Reduction using the constant traction method is performed by applying adhesive rods to the thigh and lower leg to uniformly relax the muscles and using two reduction loops. If the condyle is significantly displaced, skeletal traction is applied. The reduction mechanism is the same as with manual reposition. When the lateral condyle is fractured, one loop is applied in the area of ​​the femoral condyles with traction directed outward, and the other on the lower leg - above the ankles with traction directed inward. In case of a fracture of the internal condyle of the tibia, the direction of traction is the opposite of that described.
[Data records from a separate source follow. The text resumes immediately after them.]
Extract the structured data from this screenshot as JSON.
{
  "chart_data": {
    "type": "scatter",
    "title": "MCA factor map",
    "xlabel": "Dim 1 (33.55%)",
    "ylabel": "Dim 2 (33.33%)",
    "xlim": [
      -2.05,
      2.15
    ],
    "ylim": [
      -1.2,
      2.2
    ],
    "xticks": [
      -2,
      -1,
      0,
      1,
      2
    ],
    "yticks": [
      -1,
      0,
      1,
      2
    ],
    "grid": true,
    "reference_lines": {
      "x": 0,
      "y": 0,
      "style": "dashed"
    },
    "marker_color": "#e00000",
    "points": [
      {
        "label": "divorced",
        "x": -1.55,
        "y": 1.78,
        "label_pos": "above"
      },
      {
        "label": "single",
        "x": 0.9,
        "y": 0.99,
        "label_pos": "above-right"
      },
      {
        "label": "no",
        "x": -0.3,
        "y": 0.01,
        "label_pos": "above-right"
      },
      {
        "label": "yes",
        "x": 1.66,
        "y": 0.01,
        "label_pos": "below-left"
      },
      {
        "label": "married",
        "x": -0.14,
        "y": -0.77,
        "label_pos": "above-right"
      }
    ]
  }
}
Continuous traction treatment has a number of advantages. It is rarely possible to accurately compare fragments simultaneously using a manual method. Meanwhile, even small irregularities and protrusions on the supporting surface of the tibia lead to the development of deforming arthrosis, pain and limitation of joint function. In restoring limb function after an intra-articular fracture, the main role is given to early movements. During these movements, the not yet fused but partially reduced condyle of the tibia, under the influence of pressure on it from the femoral condyle, is gradually established in the correct position, ensuring congruence of the articular surfaces.

When both condyles are fractured with displacement, treatment in most cases is carried out using skeletal traction. A staple or wire is passed over the ankles or through the heel bone. After eliminating the length offset manually or using side loops, eliminate the width offset. Movements in the knee joint begin early - on the 10-12th day after the fracture. Early movements facilitate the correct installation of displaced fragments. Skeletal traction is replaced with adhesive traction after 4 weeks. Considering the possibility of subsidence of the condyles, full weight bearing on the limbs is allowed no earlier than 4 months. Working capacity is restored 5-6 months after the injury.

The results of conservative treatment of tibial condyle fractures, especially with significant displacement, are not always good. Therefore, recently they are increasingly resorting to open comparison of fragments with their fixation with preserved homo- and heterobone, as well as screws, bolts and special stainless steel plates.